Rosemary was a wealthy heiress in her own right and after her death her inheritance had passed to Iris. George had invited Colonel Race* to both parties, but he had been absent both times. He had known George since his boyhood but had only once met Rosemary, who he thought of as ‘a singularly lovely nit-wit – but certainly not a melancholic type‘. He helps Chief Inspector Kemp of Scotland Yard to investigate both deaths. As well as Iris and George the guests at the party were Ruth Lessing, George’s efficient secretary, and Rosemary’s friends, Anthony Browne, a man with a dubious past and a politician Stephen Farraday and his wife Sandra.

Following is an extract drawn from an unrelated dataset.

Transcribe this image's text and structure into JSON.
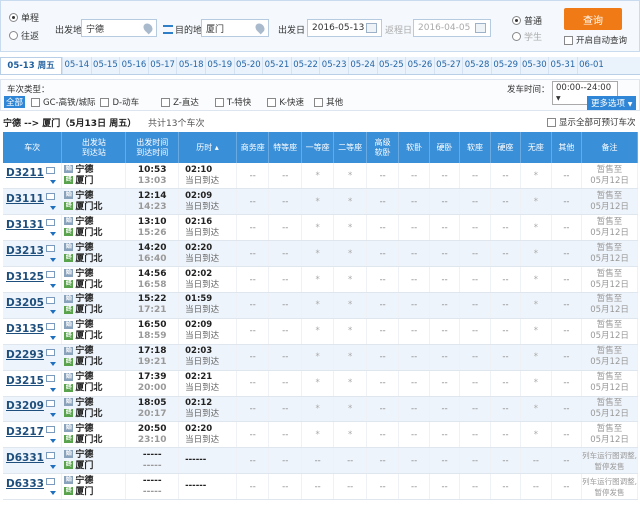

In a series of flashbacks Agatha Christie highlights each person and their relationships with Rosemary and it appears that each one, including George and Iris had a motive for killing her. I was convinced quite early on that one particular character had to be the murderer, but reading further on I began to have doubts, switching from one person to another. As it turned out I was right about my first suspect – Agatha Christie was expert at writing things that could be taken two ways. If I was right about the ‘who’ I couldn’t work out the ‘how’, particularly for the second death, but knew that where everyone sat at the round table was significant. When that was revealed I thought it was difficult to believe, which is why I don’t place it among her best books – but it’s still a very enjoyable read. And it was popular with the public achieving sales of thirty thousand in the first year of publication.

*Colonel Race – first appeared in The Man in the Brown Suit, also in Cards on the Table and Death on the Nile. His appearance in Sparkling Cyanide was his last. He was an agent working for the British Secret Service, often sent on difficult or sensitive missions. In this book he is over sixty, described as ‘a tall, erect, military figure with sunburnt face, closely cropped iron-grey hair, and shrewd dark eyes‘.

Reading Challenges: Mount TBR Reading Challenge and Vintage Mystery Cover Scavenger Hunt for the Golden Age in the category of ‘Bottle/Glass for drinking’.